Over the past four years, a concern of many in the industry has been SEC Chair Gary Gensler’s tough-on-crypto stance.
“He effectively thinks that every single crypto is a security, and he’s been aggressively going after products where he feels that they’re securities and they’re not being registered,” said Marlon Williams, founder of the Atlanta Blockchain Center, a crypto startup incubator.
Gensler announced last week that he would step down as SEC chair in January, and Williams and others in the industry are seeking a new SEC chair who will ease off that aggressive opposition to cryptocurrencies. However, economists are wary that a crypto-friendly SEC could make room for additional bad actors in a space already known for fraudulent schemes.
“The chances are excellent that a lot of people are going to lose a ton of their wealth as a result of this,” said Tom Smith, a professor at the Goizueta Business School at Emory University. “Then people will say, ‘What? Why wasn’t somebody looking out for me?’”
In the past fiscal year, 18% of all SEC tips, complaints and referrals were crypto-related, even though crypto takes up less than 1% of U.S. capital markets, according to the SEC’s Office of the Inspector General.
“A lot of investors were scammed by fake projects, fake founders, fake ideas, etc. There has been a lot of that in the space,” Williams said. “But there are a lot of good actors, especially in the United States, because they are aware of the hammer of the U.S. government.”
But it’s not just the SEC that the industry aims to change.
Since 2020, Georgia has become a leading state in crypto mining. The energy-intensive process involves computers solving complex math equations to verify transactions in the currency, often in warehouses full of stacks of computers.
Ida Bolt, a Georgia tax lawyer specializing in cryptocurrency, said she and others in the crypto space are confident during Trump’s second term there will be discussion of tax incentives for mining at a federal and state level.
“He’s offering a lot of hope for innovation and a more hands-off regulatory approach in terms of regulation by enforcement,” Bolt said. “I think he wants to provide a lot of incentives for crypto companies to take root in the United States.”
The value of bitcoin skyrocketed to record highs soon after Trump, once a crypto skeptic, landed another four years in the White House. He’s since changed his perspective on the digital asset, saying he’ll be a “crypto-president.”
Last week, the company that operates Trump’s Truth Social, Trump Media and Technology Group, reportedly made inroads toward buying Bakkt, an Alpharetta-based cryptocurrency company once led by former Republican U.S. Sen. Kelly Loeffler of Georgia.
In the run-up to the election, the crypto industry wasn’t just backing Trump’s presidential campaign. Crypto super PACs raised funds for congressional candidates across the country, including Brian Jack, who won a seat for the U.S. House in Georgia’s 3rd Congressional District.

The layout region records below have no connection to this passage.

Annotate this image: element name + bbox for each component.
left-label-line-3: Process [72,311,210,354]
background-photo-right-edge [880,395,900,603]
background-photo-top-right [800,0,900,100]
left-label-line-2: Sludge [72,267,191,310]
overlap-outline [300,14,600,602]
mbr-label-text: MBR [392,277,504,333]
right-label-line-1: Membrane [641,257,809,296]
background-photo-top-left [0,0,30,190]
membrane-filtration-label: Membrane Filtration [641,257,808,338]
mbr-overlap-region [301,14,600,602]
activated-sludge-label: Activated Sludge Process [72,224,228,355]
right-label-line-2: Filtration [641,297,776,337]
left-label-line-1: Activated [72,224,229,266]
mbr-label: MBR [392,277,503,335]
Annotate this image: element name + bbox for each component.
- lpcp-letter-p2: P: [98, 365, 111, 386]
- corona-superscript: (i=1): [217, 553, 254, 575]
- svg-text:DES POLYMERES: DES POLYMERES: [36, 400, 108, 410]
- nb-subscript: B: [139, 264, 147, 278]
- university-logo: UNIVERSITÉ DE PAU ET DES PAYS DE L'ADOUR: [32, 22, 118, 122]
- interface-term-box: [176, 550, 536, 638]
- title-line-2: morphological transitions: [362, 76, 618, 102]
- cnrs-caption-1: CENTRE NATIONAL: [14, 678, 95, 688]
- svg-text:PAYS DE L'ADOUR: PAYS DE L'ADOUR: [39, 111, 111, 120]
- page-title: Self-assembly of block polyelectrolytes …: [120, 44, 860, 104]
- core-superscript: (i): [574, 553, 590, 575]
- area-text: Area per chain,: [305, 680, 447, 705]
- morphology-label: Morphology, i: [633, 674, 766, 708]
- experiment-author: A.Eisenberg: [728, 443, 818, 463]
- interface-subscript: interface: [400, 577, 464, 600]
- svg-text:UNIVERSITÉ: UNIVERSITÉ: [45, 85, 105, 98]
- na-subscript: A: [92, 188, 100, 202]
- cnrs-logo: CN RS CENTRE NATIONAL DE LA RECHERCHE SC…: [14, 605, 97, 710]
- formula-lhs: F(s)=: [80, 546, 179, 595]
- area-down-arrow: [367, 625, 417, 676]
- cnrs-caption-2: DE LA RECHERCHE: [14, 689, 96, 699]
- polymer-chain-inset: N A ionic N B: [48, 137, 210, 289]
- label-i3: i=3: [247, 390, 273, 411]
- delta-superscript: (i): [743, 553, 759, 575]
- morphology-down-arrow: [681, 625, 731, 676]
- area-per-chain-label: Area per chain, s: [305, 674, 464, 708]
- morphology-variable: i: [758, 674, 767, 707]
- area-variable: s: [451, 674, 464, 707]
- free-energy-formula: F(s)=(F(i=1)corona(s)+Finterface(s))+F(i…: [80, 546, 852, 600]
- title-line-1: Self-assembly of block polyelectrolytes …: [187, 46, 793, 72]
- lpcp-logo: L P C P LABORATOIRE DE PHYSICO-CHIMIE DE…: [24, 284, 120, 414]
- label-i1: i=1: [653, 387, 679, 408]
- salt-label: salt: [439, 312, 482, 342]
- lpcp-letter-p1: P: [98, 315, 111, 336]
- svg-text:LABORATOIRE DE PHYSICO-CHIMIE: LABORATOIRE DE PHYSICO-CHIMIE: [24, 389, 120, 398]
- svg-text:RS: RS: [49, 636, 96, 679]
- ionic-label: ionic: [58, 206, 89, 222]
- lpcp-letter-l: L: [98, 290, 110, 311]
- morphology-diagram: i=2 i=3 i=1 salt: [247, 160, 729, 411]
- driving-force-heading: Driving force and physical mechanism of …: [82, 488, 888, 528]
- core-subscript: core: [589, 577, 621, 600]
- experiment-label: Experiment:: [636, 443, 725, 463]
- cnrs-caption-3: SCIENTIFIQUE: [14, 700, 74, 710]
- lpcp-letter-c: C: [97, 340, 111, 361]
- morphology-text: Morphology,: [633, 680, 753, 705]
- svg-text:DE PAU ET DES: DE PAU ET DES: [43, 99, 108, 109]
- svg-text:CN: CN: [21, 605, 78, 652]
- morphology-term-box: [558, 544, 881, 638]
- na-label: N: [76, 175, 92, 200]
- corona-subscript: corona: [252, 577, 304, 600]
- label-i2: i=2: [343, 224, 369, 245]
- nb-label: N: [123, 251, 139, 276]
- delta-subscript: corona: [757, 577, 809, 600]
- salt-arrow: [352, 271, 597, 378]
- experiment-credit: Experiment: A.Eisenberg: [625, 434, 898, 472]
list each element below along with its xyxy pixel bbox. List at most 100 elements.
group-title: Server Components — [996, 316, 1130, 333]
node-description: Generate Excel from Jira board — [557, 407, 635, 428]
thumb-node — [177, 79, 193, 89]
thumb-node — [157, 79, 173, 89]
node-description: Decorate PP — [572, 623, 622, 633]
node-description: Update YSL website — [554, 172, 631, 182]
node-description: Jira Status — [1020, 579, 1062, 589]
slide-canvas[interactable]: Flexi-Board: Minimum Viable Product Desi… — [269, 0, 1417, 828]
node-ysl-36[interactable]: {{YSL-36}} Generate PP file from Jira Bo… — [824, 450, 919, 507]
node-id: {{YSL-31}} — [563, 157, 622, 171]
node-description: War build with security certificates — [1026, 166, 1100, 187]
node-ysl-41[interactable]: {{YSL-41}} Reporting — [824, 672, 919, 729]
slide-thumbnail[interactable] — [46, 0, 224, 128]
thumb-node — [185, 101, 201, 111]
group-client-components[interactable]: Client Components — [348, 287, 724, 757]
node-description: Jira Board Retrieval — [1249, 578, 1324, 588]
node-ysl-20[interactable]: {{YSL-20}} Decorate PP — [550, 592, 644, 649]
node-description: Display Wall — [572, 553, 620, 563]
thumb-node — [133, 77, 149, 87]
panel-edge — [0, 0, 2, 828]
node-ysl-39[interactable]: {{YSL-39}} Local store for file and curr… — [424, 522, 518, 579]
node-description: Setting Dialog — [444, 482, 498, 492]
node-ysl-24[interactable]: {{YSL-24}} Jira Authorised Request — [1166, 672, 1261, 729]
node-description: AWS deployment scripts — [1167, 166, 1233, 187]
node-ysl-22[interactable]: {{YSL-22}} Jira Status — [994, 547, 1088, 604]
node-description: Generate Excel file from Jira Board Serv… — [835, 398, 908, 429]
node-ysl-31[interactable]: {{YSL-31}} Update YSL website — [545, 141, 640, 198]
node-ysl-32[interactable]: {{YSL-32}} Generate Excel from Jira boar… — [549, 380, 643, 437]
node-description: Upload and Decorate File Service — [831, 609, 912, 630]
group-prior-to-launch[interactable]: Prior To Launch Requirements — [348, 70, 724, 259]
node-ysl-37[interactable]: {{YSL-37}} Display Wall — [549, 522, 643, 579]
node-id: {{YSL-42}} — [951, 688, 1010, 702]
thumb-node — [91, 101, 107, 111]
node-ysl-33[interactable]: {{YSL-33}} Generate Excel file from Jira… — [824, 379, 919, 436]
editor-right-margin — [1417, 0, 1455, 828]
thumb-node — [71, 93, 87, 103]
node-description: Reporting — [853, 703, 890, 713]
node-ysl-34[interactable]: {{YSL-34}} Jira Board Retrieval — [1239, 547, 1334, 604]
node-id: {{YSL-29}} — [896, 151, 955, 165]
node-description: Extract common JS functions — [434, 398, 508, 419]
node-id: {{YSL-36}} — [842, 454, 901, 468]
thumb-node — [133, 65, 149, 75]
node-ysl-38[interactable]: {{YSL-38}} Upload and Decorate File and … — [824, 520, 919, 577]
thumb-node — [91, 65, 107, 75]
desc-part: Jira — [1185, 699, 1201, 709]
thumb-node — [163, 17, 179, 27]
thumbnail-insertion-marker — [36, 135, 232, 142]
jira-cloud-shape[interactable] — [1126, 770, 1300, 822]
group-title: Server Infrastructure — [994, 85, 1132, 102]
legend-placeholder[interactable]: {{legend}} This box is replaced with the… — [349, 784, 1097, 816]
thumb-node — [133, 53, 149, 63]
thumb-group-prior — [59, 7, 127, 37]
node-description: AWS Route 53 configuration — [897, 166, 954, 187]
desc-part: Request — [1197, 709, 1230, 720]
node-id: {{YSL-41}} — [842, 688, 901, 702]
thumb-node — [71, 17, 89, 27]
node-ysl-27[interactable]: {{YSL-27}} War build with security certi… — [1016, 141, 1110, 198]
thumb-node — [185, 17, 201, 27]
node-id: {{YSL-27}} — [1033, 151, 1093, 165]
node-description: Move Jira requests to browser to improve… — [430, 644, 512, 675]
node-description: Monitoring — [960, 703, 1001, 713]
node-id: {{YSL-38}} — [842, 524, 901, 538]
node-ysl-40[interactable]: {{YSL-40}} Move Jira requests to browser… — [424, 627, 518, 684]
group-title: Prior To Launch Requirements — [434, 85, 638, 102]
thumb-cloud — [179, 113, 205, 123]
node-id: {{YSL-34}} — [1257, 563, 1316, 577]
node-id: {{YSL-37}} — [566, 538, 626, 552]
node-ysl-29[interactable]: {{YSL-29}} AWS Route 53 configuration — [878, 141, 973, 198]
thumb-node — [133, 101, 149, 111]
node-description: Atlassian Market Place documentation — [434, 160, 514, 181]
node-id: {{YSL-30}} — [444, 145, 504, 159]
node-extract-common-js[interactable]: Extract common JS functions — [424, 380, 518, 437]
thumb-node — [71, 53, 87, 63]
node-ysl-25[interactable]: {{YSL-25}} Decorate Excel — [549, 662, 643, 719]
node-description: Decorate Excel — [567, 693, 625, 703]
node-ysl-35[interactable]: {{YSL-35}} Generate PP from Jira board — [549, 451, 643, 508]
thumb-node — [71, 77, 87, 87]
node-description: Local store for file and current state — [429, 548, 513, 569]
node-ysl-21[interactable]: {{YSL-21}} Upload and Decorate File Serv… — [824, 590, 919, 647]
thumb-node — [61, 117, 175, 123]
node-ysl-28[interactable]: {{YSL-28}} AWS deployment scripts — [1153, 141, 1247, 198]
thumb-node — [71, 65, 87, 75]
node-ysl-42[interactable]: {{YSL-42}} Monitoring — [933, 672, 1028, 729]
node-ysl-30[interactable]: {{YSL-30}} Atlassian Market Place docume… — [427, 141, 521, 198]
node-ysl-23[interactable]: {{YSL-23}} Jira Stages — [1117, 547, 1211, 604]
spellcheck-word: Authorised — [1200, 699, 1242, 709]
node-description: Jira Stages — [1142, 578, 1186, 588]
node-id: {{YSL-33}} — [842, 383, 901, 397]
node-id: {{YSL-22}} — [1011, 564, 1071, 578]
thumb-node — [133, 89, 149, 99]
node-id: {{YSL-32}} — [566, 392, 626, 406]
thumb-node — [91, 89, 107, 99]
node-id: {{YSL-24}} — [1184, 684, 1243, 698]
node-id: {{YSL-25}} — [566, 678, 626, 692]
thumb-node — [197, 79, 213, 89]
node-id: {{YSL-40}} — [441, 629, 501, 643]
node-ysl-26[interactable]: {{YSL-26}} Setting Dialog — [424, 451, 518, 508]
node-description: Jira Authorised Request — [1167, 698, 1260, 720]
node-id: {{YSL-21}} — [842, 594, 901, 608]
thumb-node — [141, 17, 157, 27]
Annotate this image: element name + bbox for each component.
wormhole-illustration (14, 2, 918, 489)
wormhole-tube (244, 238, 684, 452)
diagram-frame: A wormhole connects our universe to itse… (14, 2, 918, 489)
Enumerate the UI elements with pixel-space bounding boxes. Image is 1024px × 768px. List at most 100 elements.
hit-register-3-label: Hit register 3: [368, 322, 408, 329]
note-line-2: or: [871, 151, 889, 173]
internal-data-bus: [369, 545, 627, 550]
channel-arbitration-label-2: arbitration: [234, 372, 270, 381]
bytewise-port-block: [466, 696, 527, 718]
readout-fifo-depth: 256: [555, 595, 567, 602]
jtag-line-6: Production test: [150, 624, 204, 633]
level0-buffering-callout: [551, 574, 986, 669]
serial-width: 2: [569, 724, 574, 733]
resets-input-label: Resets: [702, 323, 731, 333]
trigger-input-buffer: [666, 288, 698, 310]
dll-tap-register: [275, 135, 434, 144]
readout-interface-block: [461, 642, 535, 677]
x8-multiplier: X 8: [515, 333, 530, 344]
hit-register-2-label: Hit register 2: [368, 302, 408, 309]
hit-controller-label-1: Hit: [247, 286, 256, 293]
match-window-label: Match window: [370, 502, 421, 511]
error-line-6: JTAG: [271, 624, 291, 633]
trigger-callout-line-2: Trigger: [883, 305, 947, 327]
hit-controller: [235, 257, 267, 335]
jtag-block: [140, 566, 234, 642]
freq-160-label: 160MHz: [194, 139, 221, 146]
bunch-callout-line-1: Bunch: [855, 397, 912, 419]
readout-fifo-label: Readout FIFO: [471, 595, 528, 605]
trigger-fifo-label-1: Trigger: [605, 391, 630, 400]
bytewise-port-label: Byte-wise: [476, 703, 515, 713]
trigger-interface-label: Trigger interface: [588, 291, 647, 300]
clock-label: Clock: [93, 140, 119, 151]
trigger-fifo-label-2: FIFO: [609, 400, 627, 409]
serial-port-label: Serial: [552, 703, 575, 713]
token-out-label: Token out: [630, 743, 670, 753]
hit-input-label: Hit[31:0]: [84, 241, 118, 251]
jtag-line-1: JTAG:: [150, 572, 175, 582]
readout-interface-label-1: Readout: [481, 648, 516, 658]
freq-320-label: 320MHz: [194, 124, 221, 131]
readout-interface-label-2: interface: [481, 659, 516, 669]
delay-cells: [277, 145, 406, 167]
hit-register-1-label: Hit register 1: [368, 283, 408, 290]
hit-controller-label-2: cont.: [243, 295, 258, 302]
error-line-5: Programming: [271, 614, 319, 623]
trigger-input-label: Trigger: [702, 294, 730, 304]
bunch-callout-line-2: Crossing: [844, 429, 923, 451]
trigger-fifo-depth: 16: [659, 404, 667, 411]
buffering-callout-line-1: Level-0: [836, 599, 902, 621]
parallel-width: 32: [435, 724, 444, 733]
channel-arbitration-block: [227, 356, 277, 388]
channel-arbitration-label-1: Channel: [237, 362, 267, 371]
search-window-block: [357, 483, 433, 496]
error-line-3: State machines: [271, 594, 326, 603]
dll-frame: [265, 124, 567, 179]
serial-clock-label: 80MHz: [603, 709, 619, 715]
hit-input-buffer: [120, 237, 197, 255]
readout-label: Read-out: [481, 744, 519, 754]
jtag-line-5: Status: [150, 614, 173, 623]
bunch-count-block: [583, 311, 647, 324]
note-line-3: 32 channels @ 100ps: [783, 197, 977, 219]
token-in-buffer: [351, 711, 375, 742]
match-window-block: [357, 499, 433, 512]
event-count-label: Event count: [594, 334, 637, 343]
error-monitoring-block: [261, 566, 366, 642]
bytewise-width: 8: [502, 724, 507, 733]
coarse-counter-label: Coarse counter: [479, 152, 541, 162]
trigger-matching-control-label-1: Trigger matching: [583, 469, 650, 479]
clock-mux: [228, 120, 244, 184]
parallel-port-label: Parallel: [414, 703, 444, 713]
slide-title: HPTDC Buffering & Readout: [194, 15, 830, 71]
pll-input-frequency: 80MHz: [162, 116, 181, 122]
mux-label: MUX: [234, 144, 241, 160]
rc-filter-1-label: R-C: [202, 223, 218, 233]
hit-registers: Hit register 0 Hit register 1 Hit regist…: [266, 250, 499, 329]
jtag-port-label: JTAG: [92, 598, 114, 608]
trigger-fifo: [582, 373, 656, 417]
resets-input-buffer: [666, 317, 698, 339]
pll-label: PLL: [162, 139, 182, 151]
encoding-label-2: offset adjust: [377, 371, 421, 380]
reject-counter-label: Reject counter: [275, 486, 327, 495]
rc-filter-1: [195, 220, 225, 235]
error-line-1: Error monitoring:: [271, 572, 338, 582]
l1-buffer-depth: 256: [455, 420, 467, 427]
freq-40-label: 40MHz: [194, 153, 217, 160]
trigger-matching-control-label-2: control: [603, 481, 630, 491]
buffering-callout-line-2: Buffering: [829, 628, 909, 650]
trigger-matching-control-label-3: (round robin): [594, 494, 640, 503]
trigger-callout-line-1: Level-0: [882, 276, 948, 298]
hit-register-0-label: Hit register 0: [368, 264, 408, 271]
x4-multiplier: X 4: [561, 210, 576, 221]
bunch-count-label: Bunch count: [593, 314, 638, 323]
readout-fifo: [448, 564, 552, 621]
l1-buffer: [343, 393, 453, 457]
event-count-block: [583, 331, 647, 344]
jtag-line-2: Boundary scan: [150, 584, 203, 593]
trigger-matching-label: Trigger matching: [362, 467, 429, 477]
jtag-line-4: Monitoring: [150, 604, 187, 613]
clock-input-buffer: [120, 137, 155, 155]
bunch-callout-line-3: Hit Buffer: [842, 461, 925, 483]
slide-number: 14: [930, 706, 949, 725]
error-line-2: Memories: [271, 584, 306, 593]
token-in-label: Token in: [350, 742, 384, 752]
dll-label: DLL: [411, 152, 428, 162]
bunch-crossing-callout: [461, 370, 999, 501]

The super PAC Defend American Jobs raised about $1.3 million for Jack, according to the nonprofit watchdog OpenSecrets.
“We should embrace digital innovation and provide clear, common-sense guidelines for blockchain technology,” Jack’s campaign website states. “By doing so, we can create American jobs, protect American consumers, and enable America to remain the global leader in financial services.”